I am traveling to downtown Chicago soon and I was wondering if anyone knows of anywhere in Chicago inn which there is a physical cube shop. Any help would be appreciated!


----------



## izovire (Jul 30, 2011)

rjvandy said:


> I am traveling to downtown Chicago soon and I was wondering if anyone knows of anywhere in Chicago inn which there is a physical cube shop. Any help would be appreciated!


 
If you're looking for speed cubes specifically you will not find any stores in North America. The best you'll find is Rubik's brand and if you're super duper fortunate you'll find V-cubes at a random puzzle store in a mall. 

Did you know I opened the first physical speed cube store in North America? It lasted for 7 months and I had to close due to a chain of unfortunate events.
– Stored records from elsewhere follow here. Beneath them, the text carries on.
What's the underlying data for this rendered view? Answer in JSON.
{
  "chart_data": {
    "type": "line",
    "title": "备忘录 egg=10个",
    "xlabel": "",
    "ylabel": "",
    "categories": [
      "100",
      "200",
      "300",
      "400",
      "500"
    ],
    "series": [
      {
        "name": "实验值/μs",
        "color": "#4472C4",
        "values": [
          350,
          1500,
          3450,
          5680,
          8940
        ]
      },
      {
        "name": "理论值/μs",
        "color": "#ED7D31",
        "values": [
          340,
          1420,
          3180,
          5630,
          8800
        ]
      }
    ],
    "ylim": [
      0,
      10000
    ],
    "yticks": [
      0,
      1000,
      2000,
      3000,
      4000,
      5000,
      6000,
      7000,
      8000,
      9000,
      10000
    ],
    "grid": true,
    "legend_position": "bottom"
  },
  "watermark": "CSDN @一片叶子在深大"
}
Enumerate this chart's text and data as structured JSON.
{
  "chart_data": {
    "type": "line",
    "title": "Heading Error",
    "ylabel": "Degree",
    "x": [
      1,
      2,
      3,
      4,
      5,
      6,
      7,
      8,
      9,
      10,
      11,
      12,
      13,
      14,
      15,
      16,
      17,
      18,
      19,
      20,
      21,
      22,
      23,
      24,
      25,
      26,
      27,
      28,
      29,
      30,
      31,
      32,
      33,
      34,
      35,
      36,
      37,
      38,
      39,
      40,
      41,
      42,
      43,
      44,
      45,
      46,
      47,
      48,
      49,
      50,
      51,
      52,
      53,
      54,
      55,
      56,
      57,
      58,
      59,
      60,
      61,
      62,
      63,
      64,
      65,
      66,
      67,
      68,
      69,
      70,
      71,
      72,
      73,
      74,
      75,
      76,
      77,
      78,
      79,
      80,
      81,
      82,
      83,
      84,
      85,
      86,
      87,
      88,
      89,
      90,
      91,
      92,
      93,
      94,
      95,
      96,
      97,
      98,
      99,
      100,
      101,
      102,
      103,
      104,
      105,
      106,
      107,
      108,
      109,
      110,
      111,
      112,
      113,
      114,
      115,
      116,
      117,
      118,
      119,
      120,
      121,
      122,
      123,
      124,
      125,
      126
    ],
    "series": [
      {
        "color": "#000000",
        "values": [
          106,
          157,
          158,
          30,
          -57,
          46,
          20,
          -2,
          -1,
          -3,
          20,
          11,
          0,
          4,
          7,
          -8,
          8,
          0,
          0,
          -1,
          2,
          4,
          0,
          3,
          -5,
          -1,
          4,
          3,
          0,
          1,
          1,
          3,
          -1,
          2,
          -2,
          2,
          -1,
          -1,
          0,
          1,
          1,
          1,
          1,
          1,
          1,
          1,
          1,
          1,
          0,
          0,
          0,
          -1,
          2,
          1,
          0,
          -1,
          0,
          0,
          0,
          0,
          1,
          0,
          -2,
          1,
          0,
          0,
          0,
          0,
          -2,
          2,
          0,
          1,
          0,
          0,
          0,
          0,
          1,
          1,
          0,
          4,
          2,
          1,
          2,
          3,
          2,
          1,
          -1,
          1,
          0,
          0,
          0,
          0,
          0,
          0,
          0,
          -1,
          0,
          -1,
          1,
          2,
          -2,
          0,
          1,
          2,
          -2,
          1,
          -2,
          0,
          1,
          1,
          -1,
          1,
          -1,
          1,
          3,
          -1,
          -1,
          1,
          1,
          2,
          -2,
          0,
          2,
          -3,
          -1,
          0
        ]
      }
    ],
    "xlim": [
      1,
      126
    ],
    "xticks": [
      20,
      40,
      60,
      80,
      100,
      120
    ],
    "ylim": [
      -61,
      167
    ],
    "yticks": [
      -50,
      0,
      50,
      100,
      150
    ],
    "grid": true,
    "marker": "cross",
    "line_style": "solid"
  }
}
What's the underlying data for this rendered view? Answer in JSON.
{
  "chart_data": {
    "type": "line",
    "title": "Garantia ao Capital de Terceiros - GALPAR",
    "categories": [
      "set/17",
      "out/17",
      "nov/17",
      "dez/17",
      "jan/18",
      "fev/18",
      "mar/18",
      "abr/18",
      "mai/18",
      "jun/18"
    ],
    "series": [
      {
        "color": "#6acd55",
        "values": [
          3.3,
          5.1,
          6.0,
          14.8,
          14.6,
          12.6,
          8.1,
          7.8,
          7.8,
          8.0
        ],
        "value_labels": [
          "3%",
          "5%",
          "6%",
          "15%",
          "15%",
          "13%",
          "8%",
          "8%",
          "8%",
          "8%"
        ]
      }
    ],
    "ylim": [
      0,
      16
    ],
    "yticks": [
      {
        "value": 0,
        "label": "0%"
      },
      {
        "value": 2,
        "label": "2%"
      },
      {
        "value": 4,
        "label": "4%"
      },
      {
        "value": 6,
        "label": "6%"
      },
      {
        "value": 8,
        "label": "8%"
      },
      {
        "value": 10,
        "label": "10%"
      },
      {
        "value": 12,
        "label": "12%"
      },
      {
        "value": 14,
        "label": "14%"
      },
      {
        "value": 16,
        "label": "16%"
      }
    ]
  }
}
I will open another type of store in a couple of years. I would like to start a small Kiosk in Chicago in the future though.


----------



## James Cavanauh (Jul 30, 2011)

izovire said:


> If you're looking for speed cubes specifically you will not find any stores in North America. The best you'll find is Rubik's brand and if you're super duper fortunate you'll find V-cubes at a random puzzle store in a mall.
> 
> Did you know I opened the first physical speed cube store in North America? It lasted for 7 months and I had to close due to a chain of unfortunate events. I will open another type of store in a couple of years. I would like to start a small Kiosk in Chicago in the future though.





DC PLEASEEEEEEEE


----------



## SpacePanda15 (Jul 30, 2011)

izovire said:


> If you're looking for speed cubes specifically you will not find any stores in North America. The best you'll find is Rubik's brand and if you're super duper fortunate you'll find V-cubes at a random puzzle store in a mall.
> 
> Did you know I opened the first physical speed cube store in North America? It lasted for 7 months and I had to close due to a chain of unfortunate events. I will open another type of store in a couple of years. I would like to start a small Kiosk in Chicago in the future though.


 
Kiosk in chicago!? *faints*


----------



## TheMachanga (Jul 30, 2011)

There's a store called Marbles: The Brain Store that sells V-cubes somewhere in Downtown. There's also a game store (like board games and stuff) in Woodfield mall that sells v-cubes too. Those stores sell Rubik's brand stuff too.


----------



## rjvandy (Jul 30, 2011)

izovire said:


> If you're looking for speed cubes specifically you will not find any stores in North America. The best you'll find is Rubik's brand and if you're super duper fortunate you'll find V-cubes at a random puzzle store in a mall.
> 
> Did you know I opened the first physical speed cube store in North America? It lasted for 7 months and I had to close due to a chain of unfortunate events. I will open another type of store in a couple of years. I would like to start a small Kiosk in Chicago in the future though.





Thanks for the info! Good luck opening your store!


----------



## rjvandy (Jul 30, 2011)

TheMachanga said:


> There's a store called Marbles: The Brain Store that sells V-cubes somewhere in Downtown. There's also a game store (like board games and stuff) in Woodfield mall that sells v-cubes too. Those stores sell Rubik's brand stuff too.


 
Sweet I need some big cubes so I will check out Marbles.


----------



## rjvandy (Aug 14, 2011)

So I checked out marbles in downtown Chicago and the only cube related stuff were v5 for 40.00 , both versions of the v2 and rubiks brand 3x3s. I didnt get any thing but it was nice to at least see vcubes in the store.


----------